The title of this space comes from Fanny Howe’s essay “Bewilderment”, in The Wedding Dress: Meditations on Word and Life. In this essay, Howe writes that bewilderment is “an ethics and an aesthetics”, or “a way of entering the day as much as the work”. Bewilderment has been a guiding question for me since first encountering Howe’s essay almost twenty years ago. A process that interrupts established ways of navigating, bewilderment inverts value systems, breaks our compasses—not only in writing, but in our daily lives (as if we could ever really separate the two). Bewilderment is also an effect: for me, the effect of close attention that can result in a radical subversion of my assumptions about what matters, what can interest me, how I’m connected to what’s around me, and what “around me” even means.

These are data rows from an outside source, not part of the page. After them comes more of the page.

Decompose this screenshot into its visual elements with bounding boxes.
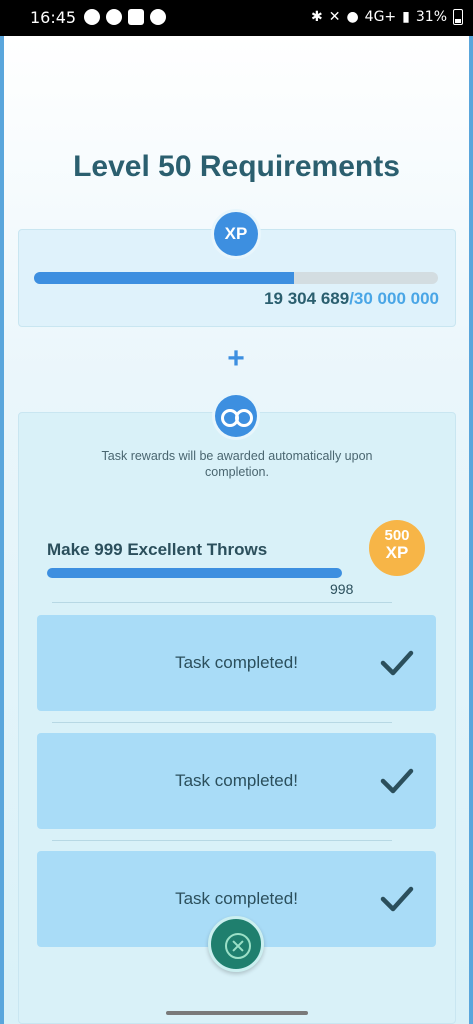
page-title: Level 50 Requirements (73, 150, 400, 183)
divider (52, 840, 392, 841)
mute-icon: ✕ (328, 9, 341, 25)
xp-goal: /30 000 000 (349, 289, 439, 308)
checkmark-icon (380, 768, 414, 794)
xp-progress-bar (34, 272, 438, 284)
reward-amount: 500 (384, 527, 410, 544)
binoculars-icon (215, 395, 257, 437)
frame-border-left (0, 36, 4, 1024)
gallery-icon (128, 9, 144, 25)
battery-icon (453, 9, 463, 25)
pokeball-icon (150, 9, 166, 25)
checkmark-icon (380, 650, 414, 676)
xp-count: 19 304 689/30 000 000 (264, 289, 439, 309)
divider (52, 722, 392, 723)
bluetooth-icon: ✱ (310, 9, 323, 25)
completed-task-row[interactable]: Task completed! (37, 615, 436, 711)
completed-task-label: Task completed! (175, 653, 298, 672)
messenger-icon (84, 9, 100, 25)
xp-icon: XP (214, 212, 258, 256)
reward-unit: XP (385, 543, 409, 562)
network-type: 4G+ (364, 9, 397, 25)
upload-icon (106, 9, 122, 25)
xp-current: 19 304 689 (264, 289, 350, 308)
signal-icon: ▮ (402, 9, 410, 25)
completed-task-row[interactable]: Task completed! (37, 733, 436, 829)
reward-badge: 500 XP (369, 520, 425, 576)
frame-border-right (469, 36, 473, 1024)
task-rewards-note: Task rewards will be awarded automatical… (101, 449, 373, 479)
close-icon (225, 933, 251, 959)
requirements-screen: Level 50 Requirements XP 19 304 689/30 0… (0, 36, 473, 1024)
status-bar: 16:45 ✱ ✕ ● 4G+ ▮ 31% (0, 0, 473, 36)
location-icon: ● (346, 9, 359, 25)
notification-icons (84, 9, 166, 25)
close-button[interactable] (208, 916, 264, 972)
battery-percent: 31% (415, 9, 447, 25)
checkmark-icon (380, 886, 414, 912)
system-icons: ✱ ✕ ● 4G+ ▮ 31% (311, 9, 463, 25)
xp-progress-fill (34, 272, 294, 284)
status-time: 16:45 (30, 8, 77, 27)
home-indicator[interactable] (166, 1011, 308, 1015)
completed-task-label: Task completed! (175, 771, 298, 790)
task-name: Make 999 Excellent Throws (47, 540, 268, 559)
plus-icon: + (227, 342, 245, 375)
divider (52, 602, 392, 603)
task-progress-count: 998 (330, 581, 354, 597)
task-progress-bar (47, 568, 342, 578)
completed-task-label: Task completed! (175, 889, 298, 908)
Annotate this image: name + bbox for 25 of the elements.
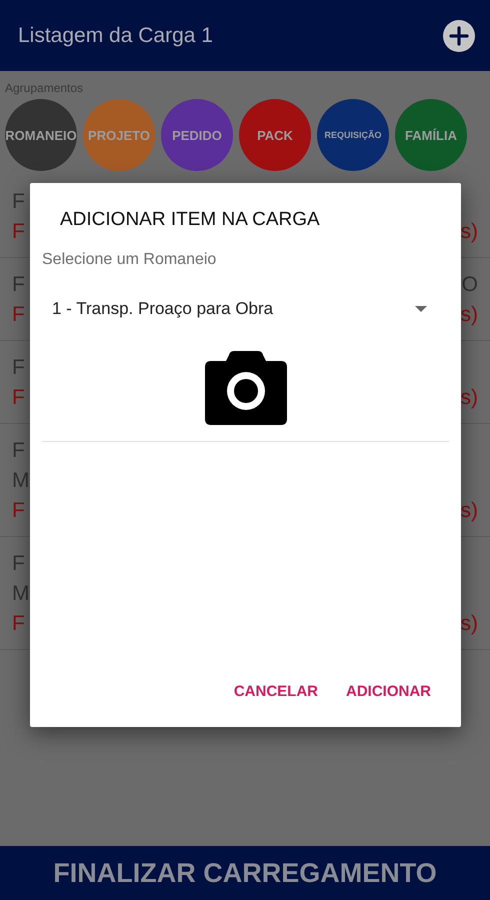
- row-text: s): [460, 385, 478, 411]
- finish-button[interactable]: FINALIZAR CARREGAMENTO: [0, 846, 490, 900]
- dialog-button[interactable]: CANCELAR: [234, 683, 318, 700]
- row-text: F: [12, 302, 25, 328]
- group-button[interactable]: PEDIDO: [161, 99, 233, 171]
- group-button[interactable]: REQUISIÇÃO: [317, 99, 389, 171]
- dialog-button[interactable]: ADICIONAR: [346, 683, 431, 700]
- row-text: s): [460, 302, 478, 328]
- row-text: F: [12, 611, 25, 637]
- row-text: F: [12, 498, 25, 524]
- camera-icon[interactable]: [204, 351, 286, 425]
- screen-title: Listagem da Carga 1: [18, 24, 213, 48]
- field-label: Selecione um Romaneio: [42, 251, 218, 269]
- row-text: F: [12, 219, 25, 245]
- add-icon[interactable]: [443, 20, 475, 52]
- row-text: s): [460, 611, 478, 637]
- dialog-title: ADICIONAR ITEM NA CARGA: [60, 209, 321, 231]
- row-text: s): [460, 219, 478, 245]
- row-text: s): [460, 498, 478, 524]
- romaneio-dropdown[interactable]: 1 - Transp. Proaço para Obra: [52, 297, 449, 321]
- group-button[interactable]: FAMÍLIA: [395, 99, 467, 171]
- group-button[interactable]: ROMANEIO: [5, 99, 77, 171]
- row-text: F: [12, 385, 25, 411]
- dropdown-caret-icon: [415, 306, 427, 312]
- group-button[interactable]: PACK: [239, 99, 311, 171]
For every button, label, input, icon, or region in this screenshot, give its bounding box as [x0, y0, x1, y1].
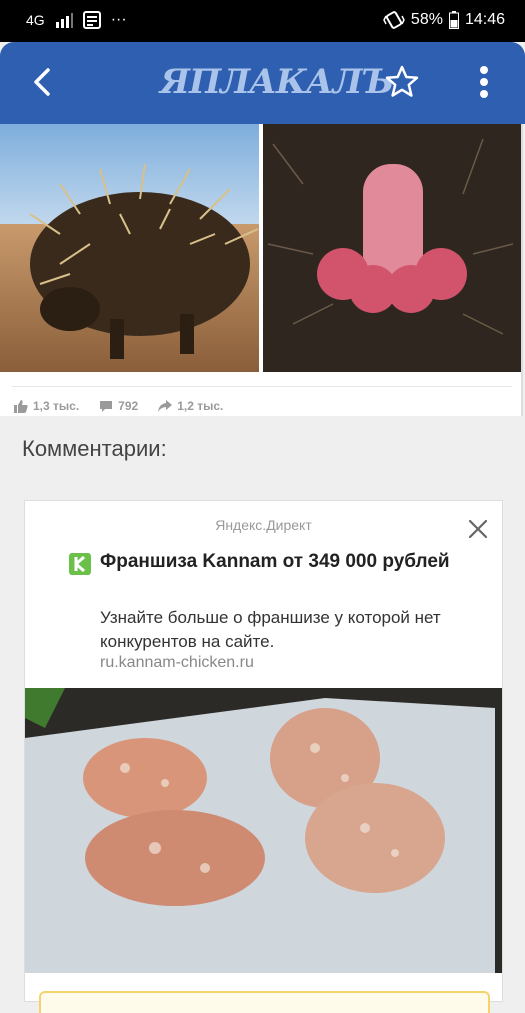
comment-bubble-icon — [100, 400, 113, 412]
signal-icon — [55, 13, 73, 28]
back-arrow-icon[interactable] — [24, 62, 64, 102]
more-vertical-icon[interactable] — [472, 62, 496, 102]
post-divider — [12, 386, 512, 387]
thumbs-up-icon — [14, 399, 28, 413]
network-type: 4G — [26, 12, 45, 28]
close-icon[interactable] — [466, 517, 490, 541]
likes-stat[interactable]: 1,3 тыс. — [14, 399, 79, 413]
ad-title-link[interactable]: Франшиза Kannam от 349 000 рублей — [100, 550, 460, 574]
star-outline-icon[interactable] — [384, 64, 420, 100]
clock: 14:46 — [464, 11, 505, 28]
site-logo[interactable]: ЯПЛАКАЛЪ — [160, 60, 394, 104]
echidna-photo[interactable] — [0, 124, 259, 372]
comments-heading: Комментарии: — [22, 436, 167, 461]
status-bar: 4G ··· 58% 14:46 — [0, 0, 525, 42]
comments-count: 792 — [118, 399, 139, 413]
ad-card: Яндекс.Директ Франшиза Kannam от 349 000… — [24, 500, 503, 1013]
share-arrow-icon — [158, 400, 173, 412]
close-up-photo[interactable] — [263, 124, 521, 372]
shares-stat[interactable]: 1,2 тыс. — [158, 399, 223, 413]
more-notifications-indicator: ··· — [110, 11, 127, 28]
post-stats: 1,3 тыс. 792 1,2 тыс. — [14, 399, 243, 413]
app-bar: ЯПЛАКАЛЪ — [0, 42, 525, 124]
shares-count: 1,2 тыс. — [177, 399, 224, 413]
ad-fried-chicken-image[interactable] — [25, 688, 502, 973]
ad-source-label[interactable]: Яндекс.Директ — [25, 517, 502, 533]
notification-news-icon — [82, 11, 101, 29]
likes-count: 1,3 тыс. — [33, 399, 80, 413]
ad-url-link[interactable]: ru.kannam-chicken.ru — [100, 654, 254, 672]
battery-icon — [448, 11, 459, 29]
vibrate-mode-icon — [383, 11, 405, 29]
comments-stat[interactable]: 792 — [99, 399, 138, 413]
battery-percent: 58% — [410, 11, 443, 28]
post-card: 1,3 тыс. 792 1,2 тыс. — [0, 124, 523, 416]
ad-next-block — [39, 991, 490, 1013]
ad-description: Узнайте больше о франшизе у которой нет … — [100, 608, 441, 651]
ad-brand-logo — [69, 553, 91, 575]
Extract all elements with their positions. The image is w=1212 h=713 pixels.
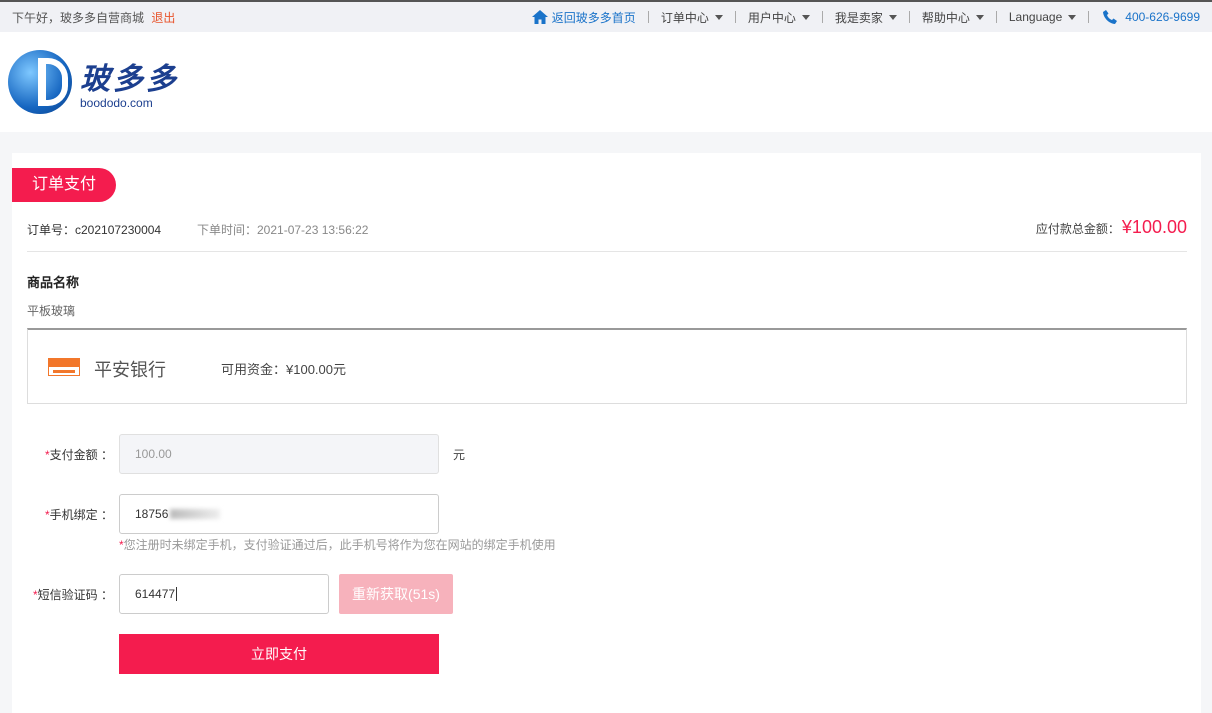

I have always been a person for whom writing is one thing among others: a part of life that goes on, like breathing, during the everything else of my days. Washing dishes, walking to the bus stop, buying groceries, being with others, teaching and other paid work, sewing, doing philosophy, caring for my family—all these are threaded through the part of me that writes, and the writing part is threaded through all of these. Howe’s idea of bewilderment has led me to think about writing and living (making clothes, meals, rooms; working for pay; relating to other beings, to ideas, to objects and texts and images, and to places) as processes where questioning my received understandings—my pictures of a world that “just is”—is primary, the groundwork for both writing and living.
So in this space, I’ll think about—and invite others to think about—what Frank Bidart means when he writes that “being is making: not only large things, a family, a book, a business: but the shape we give this afternoon, a conversation between two friends, a meal”. Our ordinary lives, where the biggest questions of meaning—what justice looks like; what liberation is; how to live together; what art means—show up in patchwork ways. Our work: to live them and to make art of them, to bewilder ourselves in the living of them, to make (in Toni Cade Bambara’s words), “revolution irresistible”.
Posts will go up on Sundays, beginning March 5, 2023. Here’s what you can expect:
Once a month, a new piece of writing from me: thinking about art, writing, ordinary life.
Once a month, an older piece of writing from me, sometimes republished from elsewhere, and sometimes drawn from a stock of drafts.
Once a month, a feature called [while washing the dishes]: notes on things I’ve encountered that you might like—music, images, bits of text, objects, places. Short reviews, possibly.
Once a month, a feature called [while walking], a collection of photos from my transit through Dublin on the way to work and my passage through our neighborhood while doing errands or just walking.
Every so often, an essay from a guest contributor. More on that soon.
Bewilderment (every sense of that word!) is free. Eventually, what’s posted here will be available as a print quarterly, and older essays will be hidden as they appear in print. Information about the print quarterly (cost, subscription details) will be available later this year. If you enjoy what you read, please feel welcome to share it with others.
And finally, a little about me: I’m a writer and an artist working across performance, installation, and social practice, all of which draw on a longstanding practice of observation and drawing. I’m especially interested in time: duration, seasonality, repetition and cycle, and time itself (what it is, how it’s made or measured, how we know, how time and culture cross). My work is attentive to and deeply curious about form—social form, literary form (received and invented), botanical form (plant structures). I link both time and form to place, especially hyperlocal place, and the way patterns of time and form can lead us to knowledge and wonder in our most near-to-hand places. Finally, I’m interested in the human scale: the hand, the foot, the eye, and how this scale can teach us about living with one another and in the world.
Thank you for reading—thank you for being—here.